君のことは一ミリたりとも【完】
12 君のことは一ミリたりとも
自分のことがずっと嫌いだった。
自分は自分、他人は他人。そう、普段から言い聞かせてきた癖に。
こういう時だけ、周りの人が羨ましくて仕方がない。
桜が舞う中、一人立ち尽くしていると更に自分が惨めに思えてきて……
意味もなく、泣けた。
「亜紀、今日は定時上がり?」
おつかれー、とデスクまで声を掛けに来てくれた菅沼に荷物を鞄に詰めながら頷く。
「そう、ちょっと用事」
「そっか、まあ金曜日だしな。
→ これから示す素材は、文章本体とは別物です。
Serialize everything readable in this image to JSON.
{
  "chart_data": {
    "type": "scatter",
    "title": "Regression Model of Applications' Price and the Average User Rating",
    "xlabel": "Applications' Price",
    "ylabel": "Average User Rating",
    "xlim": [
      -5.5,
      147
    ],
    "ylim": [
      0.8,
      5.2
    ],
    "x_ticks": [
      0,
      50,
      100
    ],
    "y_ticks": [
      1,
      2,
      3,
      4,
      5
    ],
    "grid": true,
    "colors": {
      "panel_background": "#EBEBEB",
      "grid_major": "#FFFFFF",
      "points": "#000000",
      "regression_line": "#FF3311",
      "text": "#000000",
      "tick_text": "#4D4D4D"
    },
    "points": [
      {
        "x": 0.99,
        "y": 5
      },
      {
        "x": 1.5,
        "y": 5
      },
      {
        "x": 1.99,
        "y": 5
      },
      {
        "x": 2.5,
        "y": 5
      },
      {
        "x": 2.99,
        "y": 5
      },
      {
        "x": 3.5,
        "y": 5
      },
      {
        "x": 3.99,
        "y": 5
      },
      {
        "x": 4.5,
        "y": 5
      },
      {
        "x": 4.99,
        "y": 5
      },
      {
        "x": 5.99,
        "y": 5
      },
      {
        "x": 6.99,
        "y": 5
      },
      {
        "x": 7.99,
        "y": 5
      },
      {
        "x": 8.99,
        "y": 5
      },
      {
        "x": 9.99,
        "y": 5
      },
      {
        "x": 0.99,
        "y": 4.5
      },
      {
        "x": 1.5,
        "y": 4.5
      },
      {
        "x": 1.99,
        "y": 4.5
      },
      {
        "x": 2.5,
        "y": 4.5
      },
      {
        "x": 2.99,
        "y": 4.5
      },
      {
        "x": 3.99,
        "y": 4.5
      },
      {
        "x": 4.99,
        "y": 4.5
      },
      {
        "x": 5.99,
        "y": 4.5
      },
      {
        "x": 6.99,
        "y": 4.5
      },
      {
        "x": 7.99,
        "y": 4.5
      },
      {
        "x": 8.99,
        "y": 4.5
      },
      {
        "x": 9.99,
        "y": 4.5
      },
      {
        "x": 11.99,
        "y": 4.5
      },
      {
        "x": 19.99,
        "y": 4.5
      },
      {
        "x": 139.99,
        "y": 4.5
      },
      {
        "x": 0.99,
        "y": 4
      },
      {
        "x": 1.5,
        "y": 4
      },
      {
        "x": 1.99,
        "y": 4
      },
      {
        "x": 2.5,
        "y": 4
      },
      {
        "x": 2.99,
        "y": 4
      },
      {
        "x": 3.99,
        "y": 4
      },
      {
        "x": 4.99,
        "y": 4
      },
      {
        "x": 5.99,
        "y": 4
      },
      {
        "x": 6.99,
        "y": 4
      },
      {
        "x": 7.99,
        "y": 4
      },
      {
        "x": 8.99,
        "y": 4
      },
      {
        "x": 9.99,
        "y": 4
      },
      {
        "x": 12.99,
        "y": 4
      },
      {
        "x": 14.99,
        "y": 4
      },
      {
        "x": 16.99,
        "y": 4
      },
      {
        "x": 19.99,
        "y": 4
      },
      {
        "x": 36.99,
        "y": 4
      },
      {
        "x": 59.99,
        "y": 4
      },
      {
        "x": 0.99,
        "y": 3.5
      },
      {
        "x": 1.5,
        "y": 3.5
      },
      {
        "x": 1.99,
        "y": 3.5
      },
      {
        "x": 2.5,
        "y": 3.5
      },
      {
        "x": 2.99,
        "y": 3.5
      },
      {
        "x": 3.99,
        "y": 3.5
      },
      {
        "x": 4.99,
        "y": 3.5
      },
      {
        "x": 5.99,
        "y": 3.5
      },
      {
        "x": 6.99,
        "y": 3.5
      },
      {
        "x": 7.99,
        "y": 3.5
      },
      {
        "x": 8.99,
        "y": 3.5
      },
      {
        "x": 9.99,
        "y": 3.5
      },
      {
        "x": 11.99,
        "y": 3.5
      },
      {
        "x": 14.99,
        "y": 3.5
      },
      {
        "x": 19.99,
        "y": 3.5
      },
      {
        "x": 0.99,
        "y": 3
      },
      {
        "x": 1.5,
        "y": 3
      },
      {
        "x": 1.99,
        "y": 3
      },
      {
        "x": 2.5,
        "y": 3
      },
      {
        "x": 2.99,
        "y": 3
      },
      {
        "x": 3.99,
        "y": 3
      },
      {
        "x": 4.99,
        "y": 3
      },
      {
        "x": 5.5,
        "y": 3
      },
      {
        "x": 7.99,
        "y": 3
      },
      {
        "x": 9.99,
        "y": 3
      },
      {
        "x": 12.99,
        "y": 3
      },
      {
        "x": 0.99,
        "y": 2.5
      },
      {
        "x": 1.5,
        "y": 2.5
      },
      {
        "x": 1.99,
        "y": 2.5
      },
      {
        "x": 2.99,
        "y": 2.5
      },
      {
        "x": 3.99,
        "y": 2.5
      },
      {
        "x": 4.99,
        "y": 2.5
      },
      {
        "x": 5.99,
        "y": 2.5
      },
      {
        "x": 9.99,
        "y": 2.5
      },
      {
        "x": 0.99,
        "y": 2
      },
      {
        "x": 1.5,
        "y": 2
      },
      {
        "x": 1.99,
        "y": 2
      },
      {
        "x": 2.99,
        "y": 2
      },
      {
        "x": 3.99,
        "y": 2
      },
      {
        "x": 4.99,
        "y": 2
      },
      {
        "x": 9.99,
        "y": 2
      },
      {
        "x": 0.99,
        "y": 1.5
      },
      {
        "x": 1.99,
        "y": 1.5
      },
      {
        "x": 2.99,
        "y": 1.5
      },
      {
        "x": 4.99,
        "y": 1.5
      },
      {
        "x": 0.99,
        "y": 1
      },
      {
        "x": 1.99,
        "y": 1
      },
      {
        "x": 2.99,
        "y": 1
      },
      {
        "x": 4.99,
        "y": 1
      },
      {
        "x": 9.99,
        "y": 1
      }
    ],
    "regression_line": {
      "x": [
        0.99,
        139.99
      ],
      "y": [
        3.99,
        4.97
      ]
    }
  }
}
俺も帰ろうかな」
「駅まで一緒に行く?」
そう誘えば彼は「ちょっと待ってて!」と身体を他の人のテーブルにぶつけながら自分の席へと慌てて戻っていった。
待ち合わせ場所は駅だし、まあ大丈夫だろう。
LINEで連絡が来ていないかを確認していると、こんな時間にオフィスの扉が開いた。
「みんなお疲れ。金曜なんだしいいところで切り上げていいからな」
メディア取材から帰ってきたスーツ姿の生瀬さんが社長室へ向かうためにこちらに歩いてくる。
途中、目が合ってしまい、私は軽く会釈をした。